A la fin du siècle, seuls 202 domaines alpins viables sur 666

Les experts s’époumonent à le crier : la montagne se réchauffe plus vite que le reste du globe. Entre 1,5 et 2°C pour la région alpine en cinquante ans, contre 0,8°C en moyenne globale. La faute à la rétroaction positive, un phénomène barbare de double-peine qui condamne également les pôles : comme ça se réchauffe, la neige fond et donc réfléchit moins ce qui provoque un réchauffement supplémentaire. Epouvantable. Il y a cinq ans, l’OCDE (Organisation de coopération et de développement économiques) avait déjà fait son calcul. Alors que plus de 90% des domaines skiables des Alpes bénéficient actuellement d’un enneigement naturel sûr pendant au moins cent jours par an, le précieux ratio tomberait à 75%, avec un réchauffement de + 1°C, à 61% à + 2°C et s’effondrerait à 30% à + 4°C, en gros d’ici la fin du siècle. Appliqué au nombre de domaines skiables, en fonction de leur altitude, seuls 202 domaines alpins sur les 666 seraient encore viables à cette date, et à peine un tiers des domaines français survivraient au phénomène.

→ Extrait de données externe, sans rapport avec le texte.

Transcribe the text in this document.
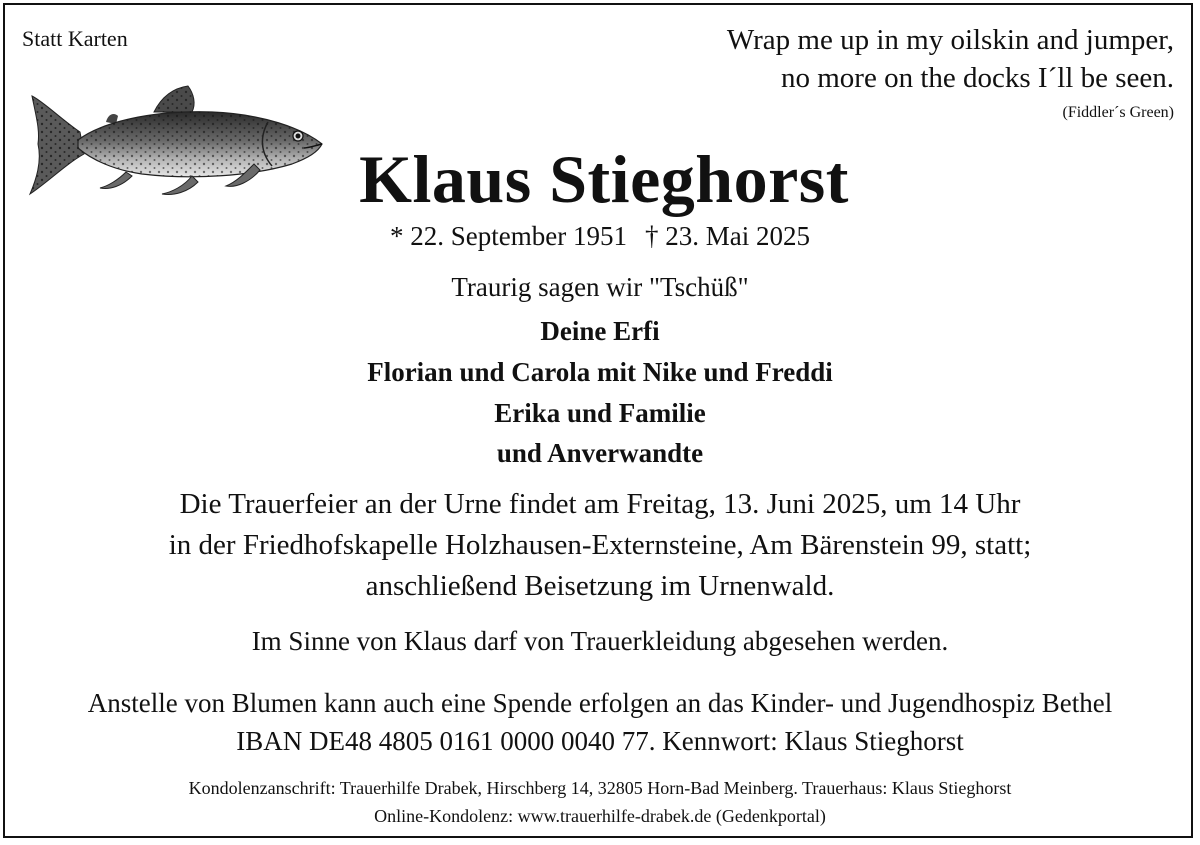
Statt Karten	Wrap me up in my oilskin and jumper,
no more on the docks I´ll be seen.
(Fiddler´s Green)
Klaus Stieghorst
* 22. September 1951 † 23. Mai 2025
Traurig sagen wir "Tschüß"
Deine Erfi
Florian und Carola mit Nike und Freddi
Erika und Familie
und Anverwandte
Die Trauerfeier an der Urne findet am Freitag, 13. Juni 2025, um 14 Uhr
in der Friedhofskapelle Holzhausen-Externsteine, Am Bärenstein 99, statt;
anschließend Beisetzung im Urnenwald.
Im Sinne von Klaus darf von Trauerkleidung abgesehen werden.
Anstelle von Blumen kann auch eine Spende erfolgen an das Kinder- und Jugendhospiz Bethel
IBAN DE48 4805 0161 0000 0040 77. Kennwort: Klaus Stieghorst
Kondolenzanschrift: Trauerhilfe Drabek, Hirschberg 14, 32805 Horn-Bad Meinberg. Trauerhaus: Klaus Stieghorst
Online-Kondolenz: www.trauerhilfe-drabek.de (Gedenkportal)
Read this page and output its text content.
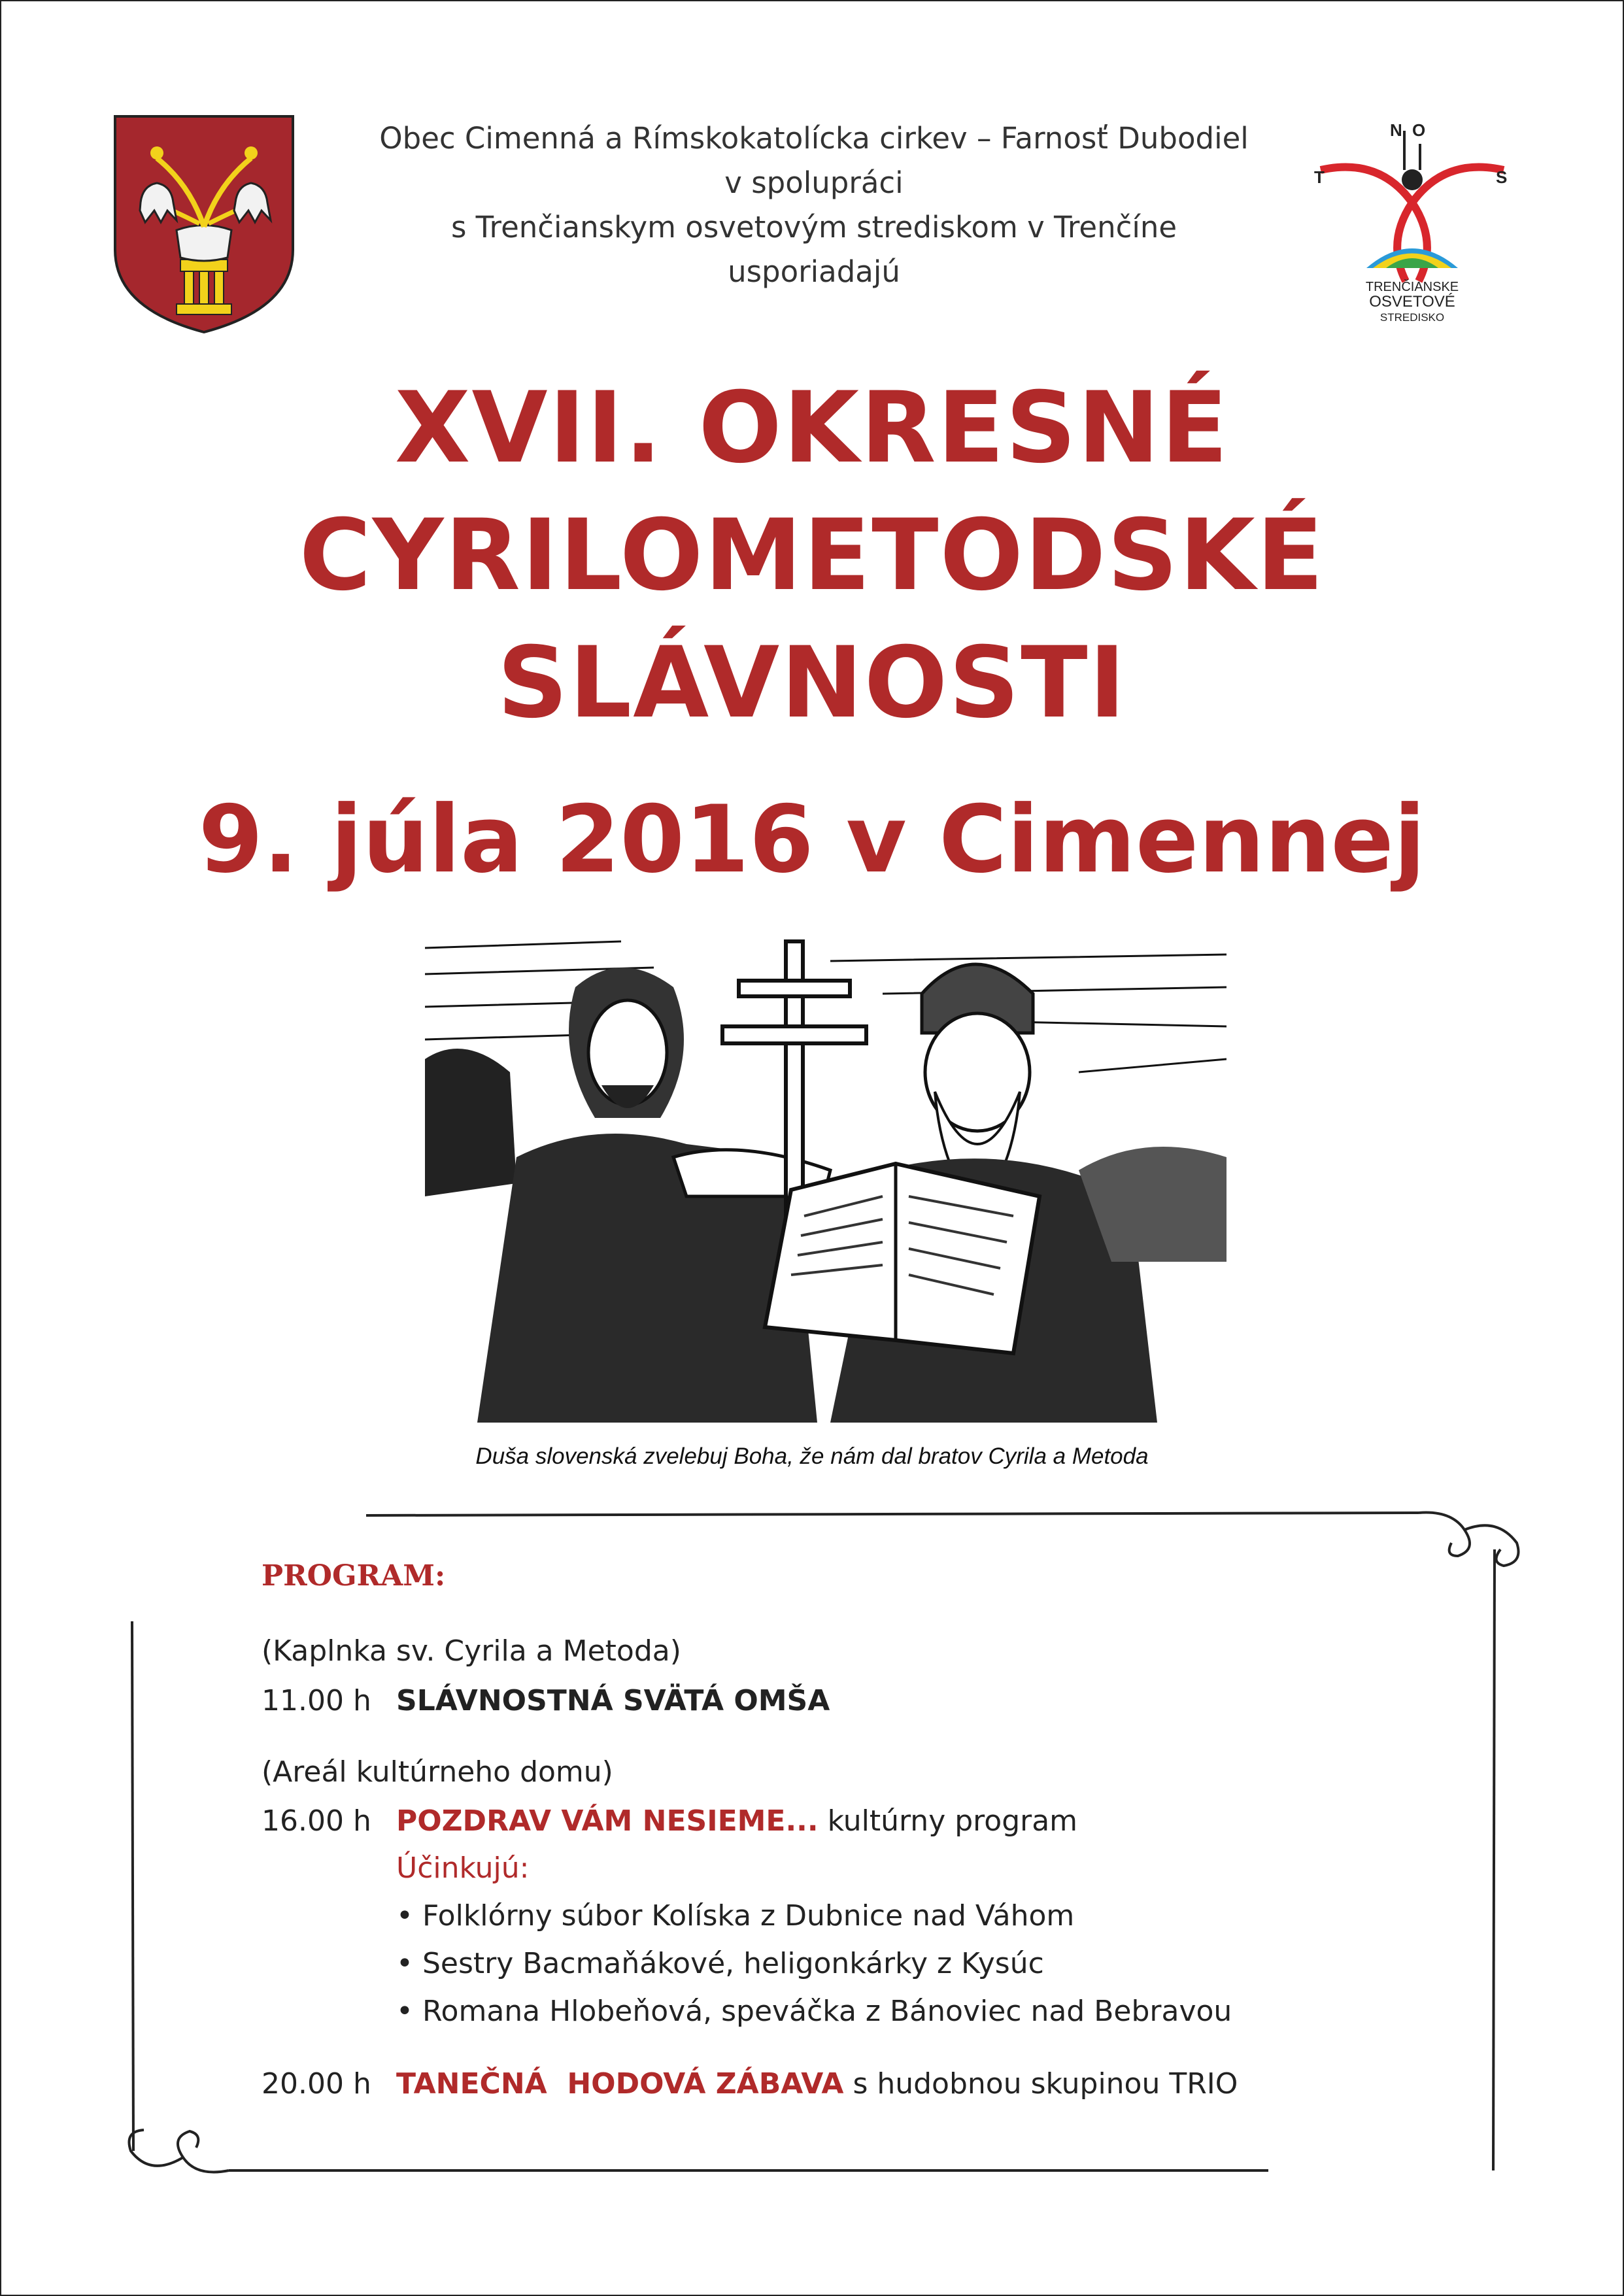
Obec Cimenná a Rímskokatolícka cirkev – Farnosť Dubodiel
v spolupráci
s Trenčianskym osvetovým strediskom v Trenčíne
usporiadajú
N O
T	S
TRENČIANSKE
OSVETOVÉ
STREDISKO
XVII. OKRESNÉ
CYRILOMETODSKÉ
SLÁVNOSTI
9. júla 2016 v Cimennej
Duša slovenská zvelebuj Boha, že nám dal bratov Cyrila a Metoda
PROGRAM:
(Kaplnka sv. Cyrila a Metoda)
11.00 h SLÁVNOSTNÁ SVÄTÁ OMŠA
(Areál kultúrneho domu)
16.00 h POZDRAV VÁM NESIEME... kultúrny program
Účinkujú:
• Folklórny súbor Kolíska z Dubnice nad Váhom
• Sestry Bacmaňákové, heligonkárky z Kysúc
• Romana Hlobeňová, speváčka z Bánoviec nad Bebravou
20.00 h TANEČNÁ  HODOVÁ ZÁBAVA s hudobnou skupinou TRIO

Depuis, les scientifiques ont creusé la question et la couche neigeuse. A Météo France, la base de données Scampei a livré des projections plus précises sur les 23 massifs des Alpes françaises en tenant compte de trois niveaux d’altitude. En 2030, à 1 200 mètres d’altitude, dans le Chablais, un massif niché contre le lac Léman, le nombre moyen de jours par an où la hauteur de neige au sol dépassera 5 centimètres sera réduit d’un tiers dans le meilleur des scénarios climatiques, de plus de deux tiers dans le pire. Pour la même configuration d’altitude et de temps, le Champsaur, pays de marmottes, dans le sud des Alpes, devra diviser ses jours de neige par deux au minimum, par quatre si rien ne va. Bien sûr, les hautes altitudes s’en sortent mieux. Même si à 2 400 mètres, l’épaisseur moyenne du manteau neigeux du célèbre massif de la Maurienne pourrait être divisé par deux vers 2070, dans le pire des scénarios bien entendu. Indéniablement, c’est la moyenne montagne qui va fondre en premier. « A l’échelle d’une vie humaine, on ne sentira pas réellement la différence, précise Daniel Goetz, du Centre d’études de la neige de Météo France. Mais si nos modèles sont exacts, pour les deux générations qui nous suivent, ça va être plus compliqué. »

« Surdité et aveuglement »

Alors, branle-bas de combat dans les vallées ? Entend-on la corne de brume sonner l’alarme aux cols ? Les stations, et surtout les basses, se préparent-elles à la bataille économique du réchauffement climatique ? « A vrai dire, c’est la surdité et l’aveuglement qui l’emportent sur les exemples de bonnes pratiques, répond Alain Boulogne, président de la Commission internationale pour la protection des Alpes (Cipra). Les stations iront jusqu’au bout du bout plutôt qu’envisager des adaptations à moyen terme. » Force est de constater que les investissements vont bon train. Appareillages technologiques coûteux, canons à neige, immeubles neufs… L’équivalent d’une petite station qui se construit chaque année depuis vingt ans dans la vallée de la Tarentaise, dans une zone qui ne sait pourtant que faire de ses lits vides aux inter-saisons. « Aujourd’hui encore quand une station investit 10 euros, il y en a 9 pour les activités liées à la neige, en dehors du ski, point de salut !, se désespère Alain Boulogne. La neige a un tel pouvoir d’attractivité que tant qu’il y en aura, il y aura des clients. » Tous les édiles attendraient donc les bras ballants que ça fonde ? Le constat, un brin déprimant, se révèle plus complexe qu’il n’y paraît.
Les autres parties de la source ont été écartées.